Active recall is about testing your memory. Instead of merely re-reading your notes on a topic like the French Revolution, try to write a summary of key events, figures, and impacts from memory. It's a more active way of engaging with the material, helping to strengthen your recall abilities.

3. Pomodoro Technique

The Pomodoro Technique advocates for studying in focused, 25-minute blocks with 5-minute breaks in between. For instance, you could spend one 'Pomodoro' studying a chapter in Chemistry, take a 5-minute break, and then move on to a different subject or topic. This strategy helps maintain concentration and prevents burnout.

4. Mind Maps

Mind maps provide a visual means to connect ideas and concepts. Let's say you're studying cellular biology. Start with 'Cell Structure' in the centre of your page, then draw branches out to 'Cell Membrane,' 'Nucleus,' 'Mitochondria,' and so on, adding more details to each branch. This visual connection aids memory recall.

5. Mnemonics

Mnemonics are memory-enhancing tools that help you remember facts or large amounts of information.
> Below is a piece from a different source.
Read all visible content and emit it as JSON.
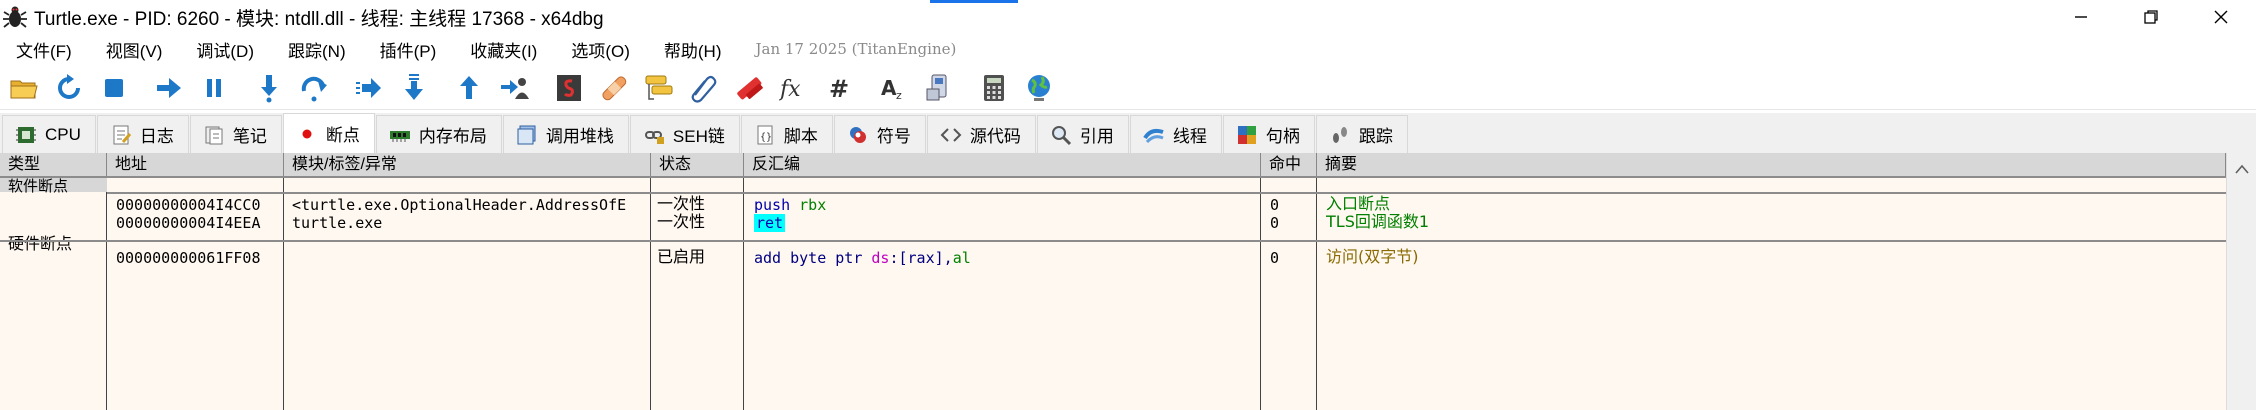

To remember the order of operations in mathematics, for example, you might use the acronym 'BIDMAS' (Brackets, Indices, Division and Multiplication, Addition and Subtraction).

6. Self-Explanation

Self-explanation involves explaining concepts in your own words. This not only tests your understanding but can also help to cement the information in your mind. If you're studying Shakespeare's "Romeo and Juliet," try to explain the significance of the balcony scene in your own words.

7. Dual Coding

Dual coding combines verbal and visual information to enhance memory. If you're studying the causes of World War I, for instance, you could write a summary and then create a timeline or a flowchart to visually represent the sequence of events.